The NFL is officially kicking the tires on the Los Angeles market.
Beginning Tuesday, the league will begin a formal market assessment of the L.A. area, The Times has learned. The NFL will email questionnaires to about 2,000 potential customers to better gauge the demand for a team and what people want in terms of a stadium, seating and amenities.
The fact that the NFL is conducting a survey is not necessarily earthshaking news, nor is it an indication that a return to L.A. is imminent. However, it is an incremental step in the process, indicating that the league has intensified its attention on the nation's second-largest market.
According to an individual familiar with the survey but not authorized to discuss it publicly, the study is not site-specific, nor does it identify teams that are relocation candidates. But it asks questions in an open-ended way so people can make their preferences known. The study will be conducted by the sports consulting firm Legends, which has worked with several NFL clubs on their stadiums, among them the San Francisco 49ers.
The St. Louis Rams, San Diego Chargers and Oakland Raiders are all on year-to-year leases and are unhappy with their current venues. All have expressed interest in the L.A. market, either publicly or privately, and last year Rams owner Stan Kroenke purchased 60 acres of potential stadium land in Inglewood.

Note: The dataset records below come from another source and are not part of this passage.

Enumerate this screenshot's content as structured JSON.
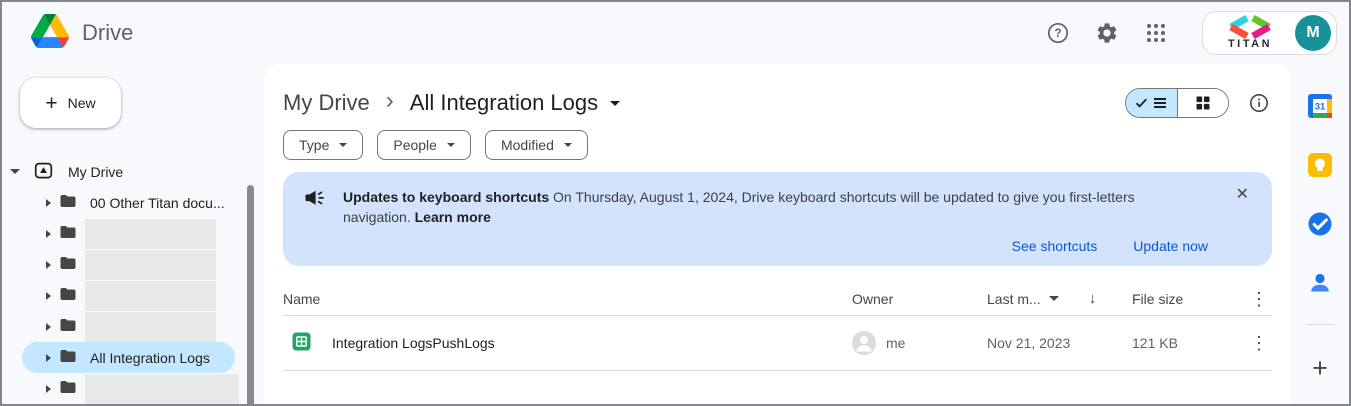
{
  "header": {
    "app_name": "Drive",
    "icons": [
      "help",
      "settings",
      "apps-grid"
    ],
    "account": {
      "brand": "TITAN",
      "avatar_initial": "M"
    }
  },
  "sidebar": {
    "new_label": "New",
    "root_label": "My Drive",
    "items": [
      {
        "label": "00 Other Titan docu...",
        "redacted": false,
        "selected": false
      },
      {
        "label": "",
        "redacted": true,
        "selected": false
      },
      {
        "label": "",
        "redacted": true,
        "selected": false
      },
      {
        "label": "",
        "redacted": true,
        "selected": false
      },
      {
        "label": "",
        "redacted": true,
        "selected": false
      },
      {
        "label": "All Integration Logs",
        "redacted": false,
        "selected": true
      },
      {
        "label": "",
        "redacted": true,
        "selected": false
      }
    ]
  },
  "main": {
    "breadcrumb": {
      "parent": "My Drive",
      "separator": "›",
      "current": "All Integration Logs"
    },
    "view_toggle": {
      "selected": "list"
    },
    "filters": {
      "type": "Type",
      "people": "People",
      "modified": "Modified"
    },
    "banner": {
      "title": "Updates to keyboard shortcuts",
      "body": "On Thursday, August 1, 2024, Drive keyboard shortcuts will be updated to give you first-letters navigation.",
      "link_label": "Learn more",
      "close": "✕",
      "actions": {
        "see_shortcuts": "See shortcuts",
        "update_now": "Update now"
      }
    },
    "table": {
      "headers": {
        "name": "Name",
        "owner": "Owner",
        "modified": "Last m...",
        "size": "File size"
      },
      "sort_arrow": "↓",
      "kebab": "⋮",
      "rows": [
        {
          "type": "google-sheet",
          "name": "Integration LogsPushLogs",
          "owner": "me",
          "modified": "Nov 21, 2023",
          "size": "121 KB"
        }
      ]
    }
  },
  "right_rail": {
    "items": [
      "calendar",
      "keep",
      "tasks",
      "contacts"
    ],
    "add": "+"
  },
  "colors": {
    "accent_blue": "#0b57d0",
    "selection_blue": "#c2e7ff",
    "banner_blue": "#d3e3fd",
    "avatar_teal": "#17929b",
    "sheet_green": "#21a464"
  }
}
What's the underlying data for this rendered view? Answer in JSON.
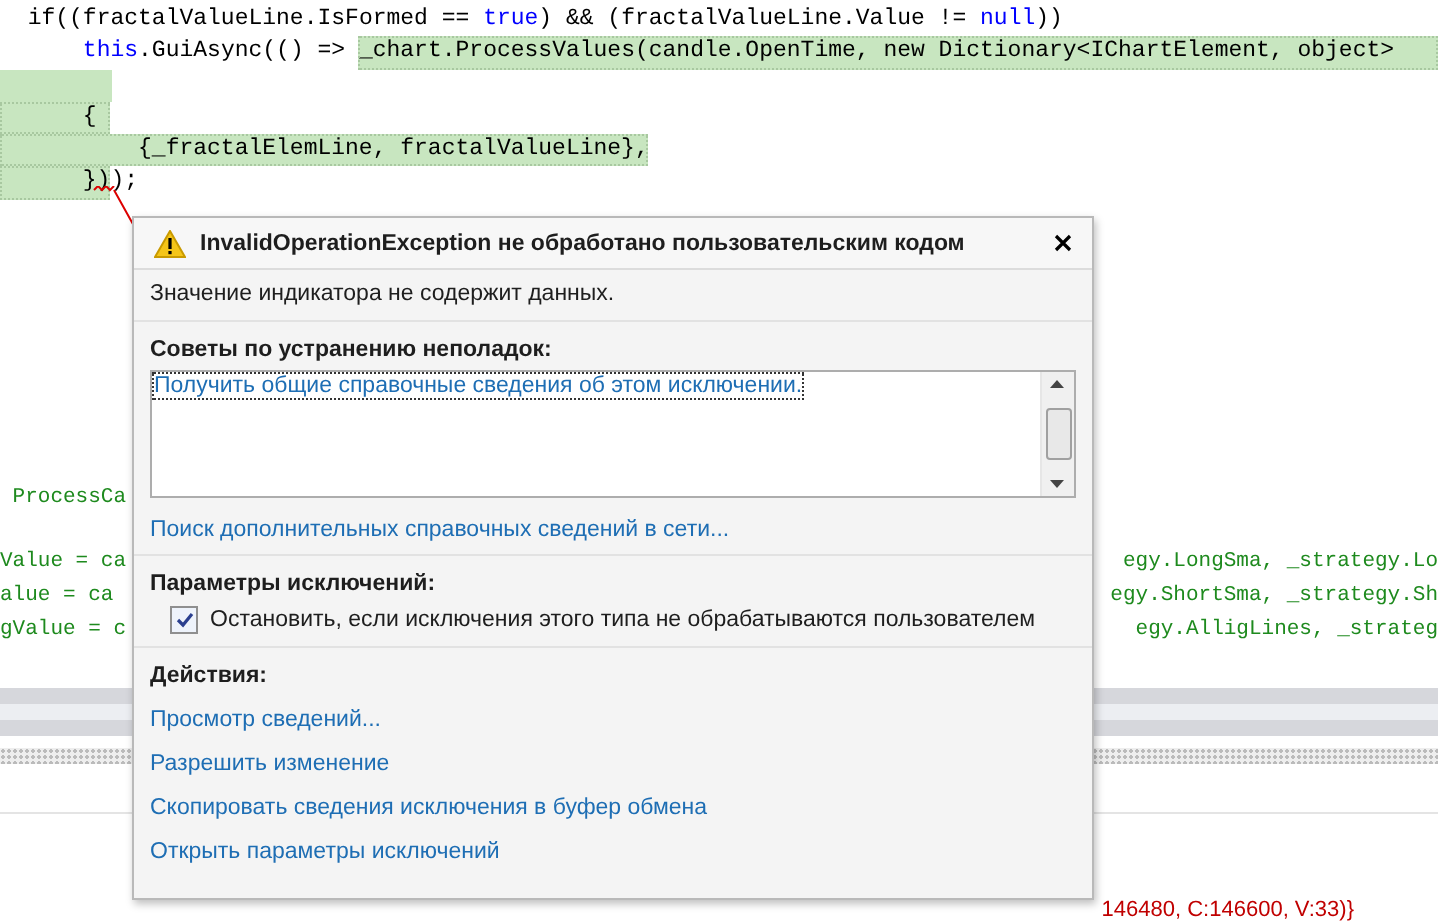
{
  "editor": {
    "lines": [
      {
        "kind": "code",
        "segments": [
          {
            "text": "  if((fractalValueLine.IsFormed == ",
            "kind": "plain",
            "highlighted": false
          },
          {
            "text": "true",
            "kind": "keyword",
            "highlighted": false
          },
          {
            "text": ") && (fractalValueLine.Value != ",
            "kind": "plain",
            "highlighted": false
          },
          {
            "text": "null",
            "kind": "keyword",
            "highlighted": false
          },
          {
            "text": "))",
            "kind": "plain",
            "highlighted": false
          }
        ]
      },
      {
        "kind": "code",
        "segments": [
          {
            "text": "      this",
            "kind": "keyword",
            "highlighted": false
          },
          {
            "text": ".GuiAsync(() => ",
            "kind": "plain",
            "highlighted": false
          },
          {
            "text": "_chart.ProcessValues(candle.OpenTime, new Dictionary<IChartElement, object>",
            "kind": "plain",
            "highlighted": true
          }
        ]
      },
      {
        "kind": "highlighted-blank"
      },
      {
        "kind": "code",
        "segments": [
          {
            "text": "      { ",
            "kind": "plain",
            "highlighted": true
          }
        ]
      },
      {
        "kind": "code",
        "segments": [
          {
            "text": "          {_fractalElemLine, fractalValueLine},",
            "kind": "plain",
            "highlighted": true
          }
        ]
      },
      {
        "kind": "code",
        "segments": [
          {
            "text": "      })",
            "kind": "plain",
            "highlighted": true
          },
          {
            "text": ");",
            "kind": "plain",
            "highlighted": false
          }
        ]
      }
    ],
    "method_line": " ProcessCa",
    "lower_lines": [
      {
        "left": "Value = ca",
        "right": "egy.LongSma, _strategy.Lo"
      },
      {
        "left": "alue = ca",
        "right": "egy.ShortSma, _strategy.Sh"
      },
      {
        "left": "gValue = c",
        "right": "egy.AlligLines, _strateg"
      }
    ]
  },
  "output": {
    "text": "146480, C:146600, V:33)}"
  },
  "exception_dialog": {
    "title": "InvalidOperationException не обработано пользовательским кодом",
    "message": "Значение индикатора не содержит данных.",
    "troubleshooting": {
      "heading": "Советы по устранению неполадок:",
      "items": [
        {
          "label": "Получить общие справочные сведения об этом исключении.",
          "selected": true
        }
      ],
      "search_link": "Поиск дополнительных справочных сведений в сети..."
    },
    "settings": {
      "heading": "Параметры исключений:",
      "checkbox": {
        "label": "Остановить, если исключения этого типа не обрабатываются пользователем",
        "checked": true
      }
    },
    "actions": {
      "heading": "Действия:",
      "links": [
        "Просмотр сведений...",
        "Разрешить изменение",
        "Скопировать сведения исключения в буфер обмена",
        "Открыть параметры исключений"
      ]
    }
  }
}
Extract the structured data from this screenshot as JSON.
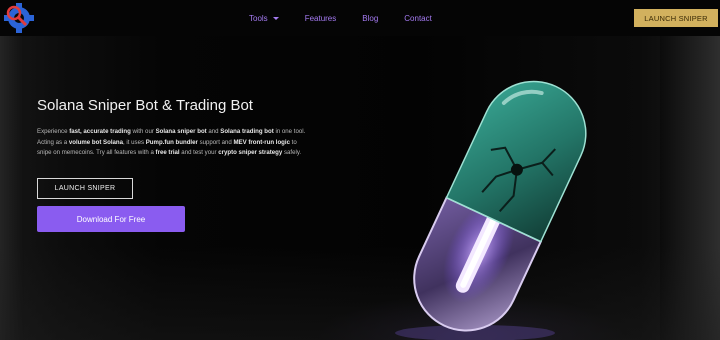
{
  "nav": {
    "items": [
      {
        "label": "Tools",
        "has_dropdown": true
      },
      {
        "label": "Features"
      },
      {
        "label": "Blog"
      },
      {
        "label": "Contact"
      }
    ],
    "cta_label": "LAUNCH SNIPER",
    "colors": {
      "link": "#a57bf2",
      "cta_bg": "#d2b15e"
    }
  },
  "hero": {
    "title": "Solana Sniper Bot & Trading Bot",
    "desc": {
      "l1a": "Experience ",
      "l1b": "fast, accurate trading",
      "l1c": " with our ",
      "l1d": "Solana sniper bot",
      "l1e": " and ",
      "l1f": "Solana trading bot",
      "l1g": " in one tool.",
      "l2a": "Acting as a ",
      "l2b": "volume bot Solana",
      "l2c": ", it uses ",
      "l2d": "Pump.fun bundler",
      "l2e": " support and ",
      "l2f": "MEV front-run logic",
      "l2g": " to",
      "l3a": "snipe on memecoins. Try all features with a ",
      "l3b": "free trial",
      "l3c": " and test your ",
      "l3d": "crypto sniper strategy",
      "l3e": " safely."
    },
    "btn_outline_label": "LAUNCH SNIPER",
    "btn_primary_label": "Download For Free",
    "colors": {
      "primary": "#8a5cf0",
      "capsule_top": "#2e8a7a",
      "capsule_glow": "#c9a6ff"
    }
  },
  "icons": {
    "logo": "bot-gear-logo-icon",
    "caret": "chevron-down-icon",
    "pill": "cracked-capsule-pill-icon"
  }
}
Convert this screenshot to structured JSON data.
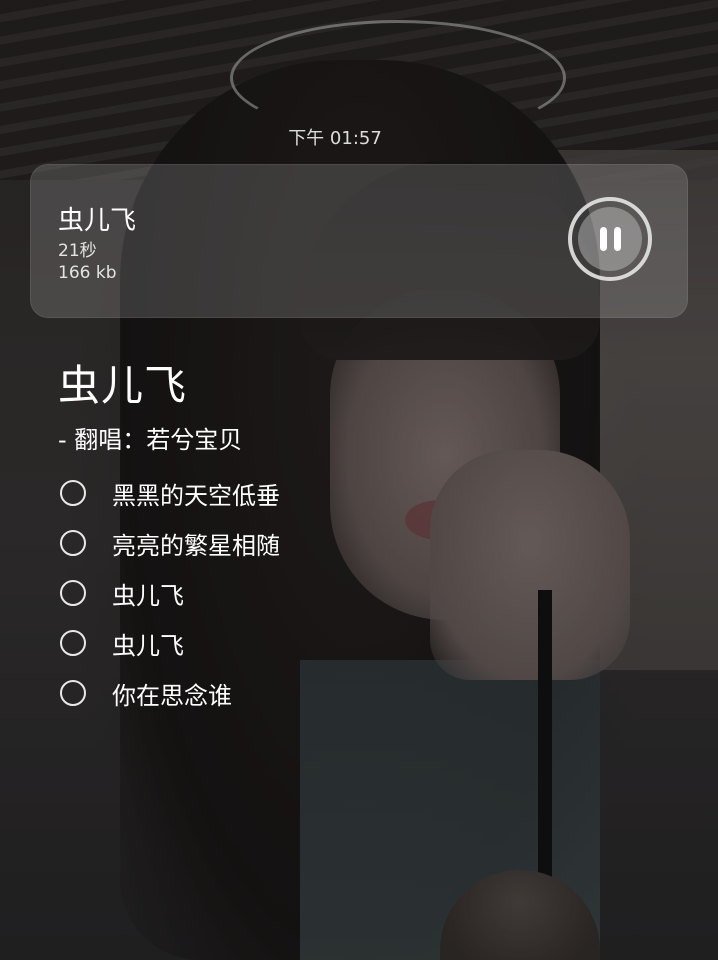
{
  "status_bar": {
    "time": "下午 01:57"
  },
  "player": {
    "title": "虫儿飞",
    "duration": "21秒",
    "size": "166 kb",
    "state_icon": "pause-icon"
  },
  "song": {
    "heading": "虫儿飞",
    "credit": "-  翻唱：若兮宝贝",
    "lyrics": [
      "黑黑的天空低垂",
      "亮亮的繁星相随",
      "虫儿飞",
      "虫儿飞",
      "你在思念谁"
    ]
  },
  "colors": {
    "text": "#ffffff",
    "card_overlay": "#bebebe"
  }
}
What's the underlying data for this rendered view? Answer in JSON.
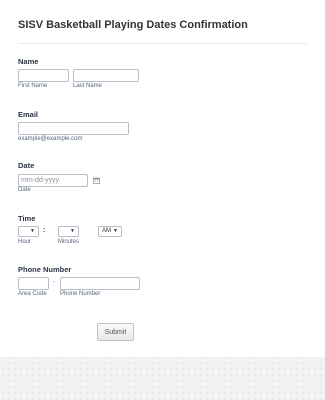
{
  "form": {
    "title": "SISV Basketball Playing Dates Confirmation",
    "name": {
      "label": "Name",
      "first_sublabel": "First Name",
      "last_sublabel": "Last Name",
      "first_value": "",
      "last_value": ""
    },
    "email": {
      "label": "Email",
      "value": "",
      "sublabel": "example@example.com"
    },
    "date": {
      "label": "Date",
      "placeholder": "mm-dd-yyyy",
      "sublabel": "Date",
      "icon": "calendar-icon"
    },
    "time": {
      "label": "Time",
      "hour_value": "",
      "minutes_value": "",
      "separator": ":",
      "ampm_value": "AM",
      "hour_sublabel": "Hour",
      "minutes_sublabel": "Minutes",
      "arrow": "▼"
    },
    "phone": {
      "label": "Phone Number",
      "separator": "-",
      "area_sublabel": "Area Code",
      "number_sublabel": "Phone Number",
      "area_value": "",
      "number_value": ""
    },
    "submit_label": "Submit"
  }
}
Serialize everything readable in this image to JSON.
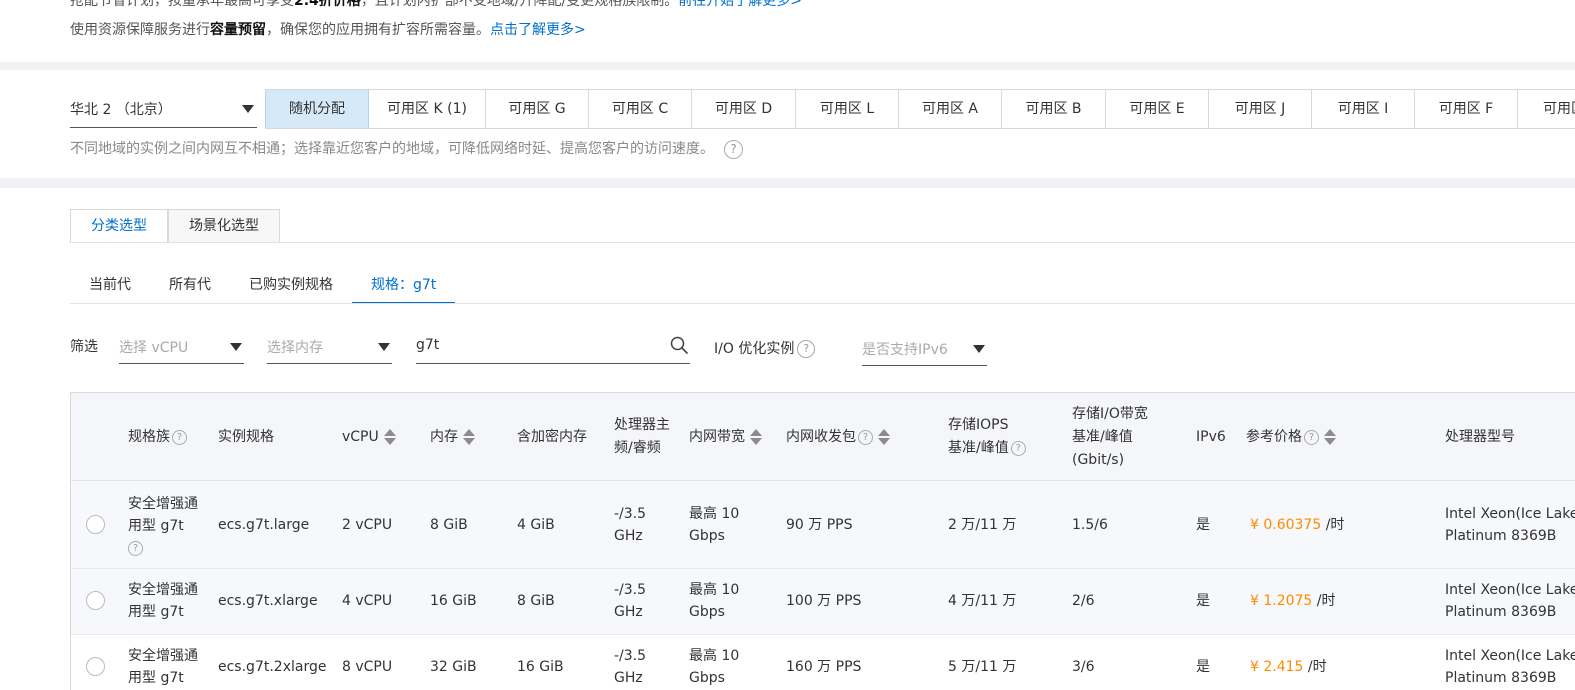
{
  "notice": {
    "line1_prefix": "抢配节省计划，按量承年最高可享受",
    "line1_bold": "2.4折价格",
    "line1_mid": "，且计划内扩部不受地域/升降配/变更规格族限制。",
    "line1_link": "前往开始了解更多>",
    "line2_prefix": "使用资源保障服务进行",
    "line2_bold": "容量预留",
    "line2_mid": "，确保您的应用拥有扩容所需容量。",
    "line2_link": "点击了解更多>"
  },
  "region": {
    "value": "华北 2 （北京）",
    "zones": [
      "随机分配",
      "可用区 K (1)",
      "可用区 G",
      "可用区 C",
      "可用区 D",
      "可用区 L",
      "可用区 A",
      "可用区 B",
      "可用区 E",
      "可用区 J",
      "可用区 I",
      "可用区 F",
      "可用区"
    ],
    "hint": "不同地域的实例之间内网互不相通；选择靠近您客户的地域，可降低网络时延、提高您客户的访问速度。"
  },
  "select_tabs": [
    "分类选型",
    "场景化选型"
  ],
  "gen_tabs": [
    "当前代",
    "所有代",
    "已购实例规格",
    "规格：g7t"
  ],
  "filter": {
    "label": "筛选",
    "vcpu_placeholder": "选择 vCPU",
    "memory_placeholder": "选择内存",
    "search_value": "g7t",
    "io_label": "I/O 优化实例",
    "ipv6_placeholder": "是否支持IPv6"
  },
  "table": {
    "headers": {
      "family": "规格族",
      "spec": "实例规格",
      "vcpu": "vCPU",
      "memory": "内存",
      "enc_memory": "含加密内存",
      "freq_l1": "处理器主",
      "freq_l2": "频/睿频",
      "bandwidth": "内网带宽",
      "pps": "内网收发包",
      "iops_l1": "存储IOPS",
      "iops_l2": "基准/峰值",
      "io_bw_l1": "存储I/O带宽",
      "io_bw_l2": "基准/峰值",
      "io_bw_l3": "(Gbit/s)",
      "ipv6": "IPv6",
      "price": "参考价格",
      "cpu_model": "处理器型号"
    },
    "rows": [
      {
        "family_l1": "安全增强通",
        "family_l2": "用型 g7t",
        "spec": "ecs.g7t.large",
        "vcpu": "2 vCPU",
        "memory": "8 GiB",
        "enc_memory": "4 GiB",
        "freq_l1": "-/3.5",
        "freq_l2": "GHz",
        "bw_l1": "最高 10",
        "bw_l2": "Gbps",
        "pps": "90 万 PPS",
        "iops": "2 万/11 万",
        "io_bw": "1.5/6",
        "ipv6": "是",
        "price": "¥ 0.60375",
        "price_unit": "/时",
        "cpu_l1": "Intel Xeon(Ice Lake)",
        "cpu_l2": "Platinum 8369B"
      },
      {
        "family_l1": "安全增强通",
        "family_l2": "用型 g7t",
        "spec": "ecs.g7t.xlarge",
        "vcpu": "4 vCPU",
        "memory": "16 GiB",
        "enc_memory": "8 GiB",
        "freq_l1": "-/3.5",
        "freq_l2": "GHz",
        "bw_l1": "最高 10",
        "bw_l2": "Gbps",
        "pps": "100 万 PPS",
        "iops": "4 万/11 万",
        "io_bw": "2/6",
        "ipv6": "是",
        "price": "¥ 1.2075",
        "price_unit": "/时",
        "cpu_l1": "Intel Xeon(Ice Lake)",
        "cpu_l2": "Platinum 8369B"
      },
      {
        "family_l1": "安全增强通",
        "family_l2": "用型 g7t",
        "spec": "ecs.g7t.2xlarge",
        "vcpu": "8 vCPU",
        "memory": "32 GiB",
        "enc_memory": "16 GiB",
        "freq_l1": "-/3.5",
        "freq_l2": "GHz",
        "bw_l1": "最高 10",
        "bw_l2": "Gbps",
        "pps": "160 万 PPS",
        "iops": "5 万/11 万",
        "io_bw": "3/6",
        "ipv6": "是",
        "price": "¥ 2.415",
        "price_unit": "/时",
        "cpu_l1": "Intel Xeon(Ice Lake)",
        "cpu_l2": "Platinum 8369B"
      }
    ]
  },
  "colors": {
    "accent": "#0070cc",
    "price": "#ff8a00",
    "active_zone_bg": "#d6e9f8",
    "band": "#f0f1f5"
  }
}
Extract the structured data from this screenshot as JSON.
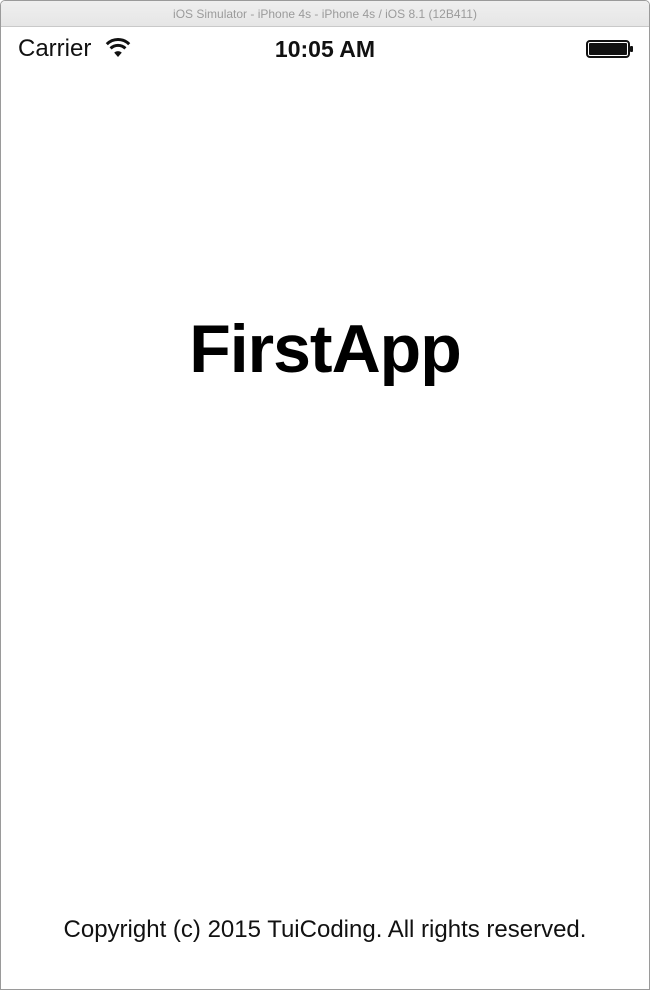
{
  "window": {
    "title": "iOS Simulator - iPhone 4s - iPhone 4s / iOS 8.1 (12B411)"
  },
  "status_bar": {
    "carrier": "Carrier",
    "time": "10:05 AM",
    "wifi_icon": "wifi-icon",
    "battery_icon": "battery-icon",
    "battery_level": 1.0
  },
  "app": {
    "title": "FirstApp",
    "copyright": "Copyright (c) 2015 TuiCoding. All rights reserved."
  },
  "colors": {
    "background": "#ffffff",
    "text": "#000000",
    "titlebar_text": "#9b9b9b"
  }
}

Last week, Anschutz Entertainment Group secured a six-month extension of the Farmers Field agreement in hopes of attracting an NFL team or teams to play in a downtown stadium. The NFL is also evaluating two potential sites in Carson.
This has been an ongoing soap opera for two decades, with speculation — and potential stadium solutions — cresting and crashing throughout the years.
Independent sites and prospective stadium developers have conducted similar studies in the past — among them AEG and Ed Roski in City of Industry — but this is the first time since the late 1990s that the NFL has conducted a comprehensive survey on the market.
The survey, which draws from several databases, is random in that the NFL is not picking entirely from a pool of people who have already identified themselves as football fans. However, the league is aiming the questionnaire at potential premium customers who are more likely to buy suites, club seats or season tickets, as opposed to the occasional game ticket.
The questions are designed to determine how deep the support would be for a team or teams, what people would want in terms of a stadium, their tolerance for traffic, etc.
At league meetings in New York earlier this month, NFL owners got an update from league staff on potential stadium sites in the L.A. area, but no timetable on a return to the market.
"We discussed it a little bit in terms of what sites are going to be in play," New York Giants co-owner John Mara said at the time. "But in terms of what team it's going to be and when it's going to happen, I don't know if that's moved at all. At least we haven't been told about it.
"Do I think we're going to be in L.A. within the next few years? Yeah, I think somebody's going to be there."
If an NFL team intends to relocate, it must inform the league during a two-month window that opens at the end of the regular season.